EFFICIENT STUTTERING EVENT DETECTION USING SIAMESE NETWORKS
Payal Mohapatra (Northwestern University); Bashima Islam (Worcester Polytechnic Institute); MD Tamzeed Islam (Amazon); Ruochen Jiao (Northwestern University); Zhu Qi (Northwestern University)
-
SPS
IEEE Members: $11.00
Non-members: $15.00
Speech disfluency research is pivotal as conversational technology
and voice assistants have become commonplace. Stutter
detection is critical in accommodating atypical speakers in current
automatic speech recognition systems.

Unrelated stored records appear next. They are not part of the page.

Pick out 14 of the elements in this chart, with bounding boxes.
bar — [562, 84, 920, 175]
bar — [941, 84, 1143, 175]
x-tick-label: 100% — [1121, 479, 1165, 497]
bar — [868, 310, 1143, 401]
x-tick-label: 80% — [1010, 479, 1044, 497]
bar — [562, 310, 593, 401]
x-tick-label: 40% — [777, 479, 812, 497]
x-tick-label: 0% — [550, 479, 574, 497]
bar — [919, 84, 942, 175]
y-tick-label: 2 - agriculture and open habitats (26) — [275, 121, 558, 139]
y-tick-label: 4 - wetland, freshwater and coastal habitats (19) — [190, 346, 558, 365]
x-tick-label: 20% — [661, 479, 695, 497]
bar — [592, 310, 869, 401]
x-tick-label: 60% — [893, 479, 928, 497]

However, the lack
of publicly available labeled and unlabeled datasets is a significant
bottleneck to this research. While many works use
pseudo dysfluency data with proxy labels and formulate a self-supervised
task, we see merit in using real-world data. We
consolidate the corpora of publicly available speech disfluency
datasets with and without labels and propose DisfluentSiam - a
simple siamese network-based small-scale pretraining pipeline
using task-specific data from multiple domains with only 10M
trainable parameters. We show that with DisfluentSiam, we
achieve an average of 15% boost in performance across five
types of dysfluency event detection compared to direct wav2vec
2.0 embeddings. Especially with only 4-5 mins of labeled data
for fine-tuning, the DisfluentSiam demonstrates the advantage
of task-specific pretraining with up to 25% higher accuracy.